Ter filhas e filhos, netas e netos, hoje, é desejar relações mais próximas, compartilhadas. E cozinhar é parte fundamental desta troca. Uma cozinha com mais afeto e atenção, com olhos e ouvidos atentos para trabalhar o crescimento de si e do outro pode, certamente, ser um espaço transformador.

Quem fala isso é o jornalista italiano Luca Scarcella, em entrevista ao Estadão para falar de seu livro, Childfood – Receitas para Jovens Coolinary Explorers, que reúne 23 receitas feitas por grandes chefs renomados (dos brasileiros Bel Coelho, Jefferson Rueda até o italiano Massimo Bottura, retratado pela série Chef’s Table, da Netflix) para incentivar as crianças e pais a compartilhar bons momentos:

“Todo mundo, mas principalmente as crianças, cresce quando tenta fazer algo diferente. Preparar pratos ajuda a aumentar a atenção aos detalhes, a melhorar a autoestima e a ter momentos de diversão com os pais, irmãos mais velhos ou responsáveis. É muito importante que os pais/responsáveis passem um tempo de qualidade com os filhos, porque os filhos nunca esquecerão esses momentos, nem os pais. Criar na cozinha é uma atividade incrível, então o que é melhor do que cozinhar e compartilhar uma refeição juntos?”

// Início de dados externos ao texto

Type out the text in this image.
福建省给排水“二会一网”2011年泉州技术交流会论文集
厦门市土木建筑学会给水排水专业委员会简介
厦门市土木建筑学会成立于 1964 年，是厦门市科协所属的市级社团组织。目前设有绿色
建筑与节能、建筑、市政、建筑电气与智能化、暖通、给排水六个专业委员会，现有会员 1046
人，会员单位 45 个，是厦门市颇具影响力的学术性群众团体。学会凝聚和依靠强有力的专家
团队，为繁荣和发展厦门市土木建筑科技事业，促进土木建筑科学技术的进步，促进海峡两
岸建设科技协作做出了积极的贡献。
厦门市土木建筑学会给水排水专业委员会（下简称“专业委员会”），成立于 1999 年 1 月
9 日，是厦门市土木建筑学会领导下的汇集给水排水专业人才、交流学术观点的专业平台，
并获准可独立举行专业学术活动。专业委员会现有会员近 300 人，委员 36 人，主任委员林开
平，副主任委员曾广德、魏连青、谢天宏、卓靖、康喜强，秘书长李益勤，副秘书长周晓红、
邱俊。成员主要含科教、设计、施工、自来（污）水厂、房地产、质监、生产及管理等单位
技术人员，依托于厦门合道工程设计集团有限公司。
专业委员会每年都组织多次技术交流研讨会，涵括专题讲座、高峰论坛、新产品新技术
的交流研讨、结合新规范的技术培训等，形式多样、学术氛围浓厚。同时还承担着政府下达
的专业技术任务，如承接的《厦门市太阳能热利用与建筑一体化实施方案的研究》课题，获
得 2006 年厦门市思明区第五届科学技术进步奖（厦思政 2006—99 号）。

Separamos, aqui, sete benefícios para trabalhar alimentos na cozinha com as crianças.

1. Cozinha é disparador de conversa

Perguntar como foi o dia é uma demonstração de tentativa de proximidade, mas uma boa conversa também parte da necessidade de se mostrar disponível para ouvir o que a pessoa quer falar, seja um desabafo ou curiosidade. Todo o processo que envolve a comida ajuda nesse processo.

Pensando em cozinhar em família, a chef argentina Paola Carosella, em seu canal do YouTube, a fala sobre uma nova construção ao redor do ato de cozinhar:

"Primeira coisa: a gente precisa fazer as refeições juntos. Ao menos duas refeições. Quando vai chegando a hora do jantar, duas horas antes, [...] vai pensando: o que a gente vai comer?".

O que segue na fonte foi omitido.